Hi Pandit, I only used one patch on the 5.8.0-rc2 build, sorry. This time around a applied both patches and ran on 5.8.0-rc3 and 5.8.0-rc4 and am very happy to say the bug has completely disappeared! :) These are the machines that are now working (all that were affected): otcpl-dell-7386-whl otcpl-nuc-glk otcpl-cml-s-1 otcpl-dell-7390-cmlu otcpl-nuc-glk otcpl-cml-s-2 otcpl-cml-u So this fix is confirmed, thanks!
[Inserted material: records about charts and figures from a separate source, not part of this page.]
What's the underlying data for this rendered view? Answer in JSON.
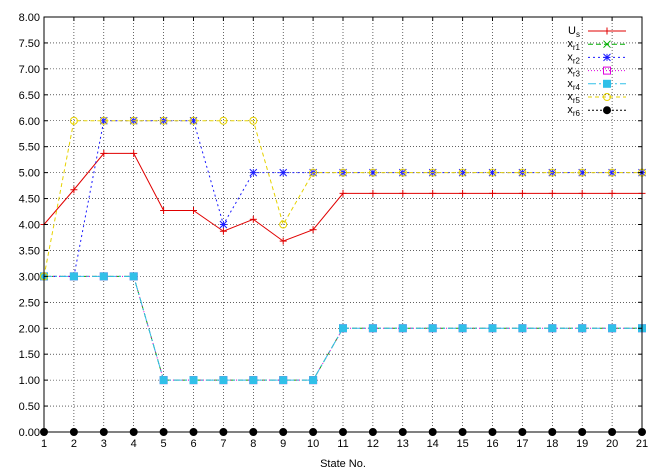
{
  "chart_data": {
    "type": "line",
    "xlabel": "State No.",
    "ylabel": "",
    "ylim": [
      0,
      8
    ],
    "xlim": [
      1,
      21
    ],
    "grid": true,
    "legend_position": "top-right",
    "x": [
      1,
      2,
      3,
      4,
      5,
      6,
      7,
      8,
      9,
      10,
      11,
      12,
      13,
      14,
      15,
      16,
      17,
      18,
      19,
      20,
      21
    ],
    "x_tick_labels": [
      "1",
      "2",
      "3",
      "4",
      "5",
      "6",
      "7",
      "8",
      "9",
      "10",
      "11",
      "12",
      "13",
      "14",
      "15",
      "16",
      "17",
      "18",
      "19",
      "20",
      "21"
    ],
    "y_ticks": [
      0,
      0.5,
      1,
      1.5,
      2,
      2.5,
      3,
      3.5,
      4,
      4.5,
      5,
      5.5,
      6,
      6.5,
      7,
      7.5,
      8
    ],
    "y_tick_labels": [
      "0.00",
      "0.50",
      "1.00",
      "1.50",
      "2.00",
      "2.50",
      "3.00",
      "3.50",
      "4.00",
      "4.50",
      "5.00",
      "5.50",
      "6.00",
      "6.50",
      "7.00",
      "7.50",
      "8.00"
    ],
    "series": [
      {
        "key": "Us",
        "name": "U",
        "subscript": "s",
        "color": "#e00000",
        "dash": "",
        "marker": "plus",
        "values": [
          4.0,
          4.67,
          5.37,
          5.37,
          4.27,
          4.27,
          3.87,
          4.1,
          3.68,
          3.9,
          4.6,
          4.6,
          4.6,
          4.6,
          4.6,
          4.6,
          4.6,
          4.6,
          4.6,
          4.6,
          4.6
        ]
      },
      {
        "key": "xr1",
        "name": "x",
        "subscript": "r1",
        "color": "#00b000",
        "dash": "5,3",
        "marker": "x",
        "values": [
          3,
          3,
          3,
          3,
          1,
          1,
          1,
          1,
          1,
          1,
          2,
          2,
          2,
          2,
          2,
          2,
          2,
          2,
          2,
          2,
          2
        ]
      },
      {
        "key": "xr2",
        "name": "x",
        "subscript": "r2",
        "color": "#1a1aff",
        "dash": "2,3",
        "marker": "star",
        "values": [
          3,
          3,
          6,
          6,
          6,
          6,
          4,
          5,
          5,
          5,
          5,
          5,
          5,
          5,
          5,
          5,
          5,
          5,
          5,
          5,
          5
        ]
      },
      {
        "key": "xr3",
        "name": "x",
        "subscript": "r3",
        "color": "#e000e0",
        "dash": "1,2",
        "marker": "square-open",
        "values": [
          3,
          3,
          3,
          3,
          1,
          1,
          1,
          1,
          1,
          1,
          2,
          2,
          2,
          2,
          2,
          2,
          2,
          2,
          2,
          2,
          2
        ]
      },
      {
        "key": "xr4",
        "name": "x",
        "subscript": "r4",
        "color": "#30c0e8",
        "dash": "8,3,2,3",
        "marker": "square-filled",
        "values": [
          3,
          3,
          3,
          3,
          1,
          1,
          1,
          1,
          1,
          1,
          2,
          2,
          2,
          2,
          2,
          2,
          2,
          2,
          2,
          2,
          2
        ]
      },
      {
        "key": "xr5",
        "name": "x",
        "subscript": "r5",
        "color": "#e6d200",
        "dash": "4,3",
        "marker": "circle-open",
        "values": [
          3,
          6,
          6,
          6,
          6,
          6,
          6,
          6,
          4,
          5,
          5,
          5,
          5,
          5,
          5,
          5,
          5,
          5,
          5,
          5,
          5
        ]
      },
      {
        "key": "xr6",
        "name": "x",
        "subscript": "r6",
        "color": "#000000",
        "dash": "2,2",
        "marker": "circle-filled",
        "values": [
          0,
          0,
          0,
          0,
          0,
          0,
          0,
          0,
          0,
          0,
          0,
          0,
          0,
          0,
          0,
          0,
          0,
          0,
          0,
          0,
          0
        ]
      }
    ]
  }
}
(In reply to Abhishek Pandit-Subedi from comment #25) > Todd, can you confirm you picked up both > https://patchwork.kernel.org/patch/11582831/ and > https://patchwork.kernel.org/patch/11586221/? > > Also, what kind of failure are you seeing? Is it failing to enter suspend > completely? Is it waking spuriously? Is it not entering S0ix? (sent up a fix > for this recently) > > It would be helpful to have logs for a failure case. Could you collect some > logs with dynamic debug for BT (see comment #11) and collect a btmon trace > (btmon -w /tmp/btsnoop) when reproducing this issue? Why haven't these patches been merged with stable? Linux 5.7.15 has neither of them.
Hi Artem, 5.7.16 got one of the fixes but not the other. I've sent a follow-up email to netdev@ to add the missing one and cc-ed you.
Fixed in 5.8.
*** Bug 208975 has been marked as a duplicate of this bug. ***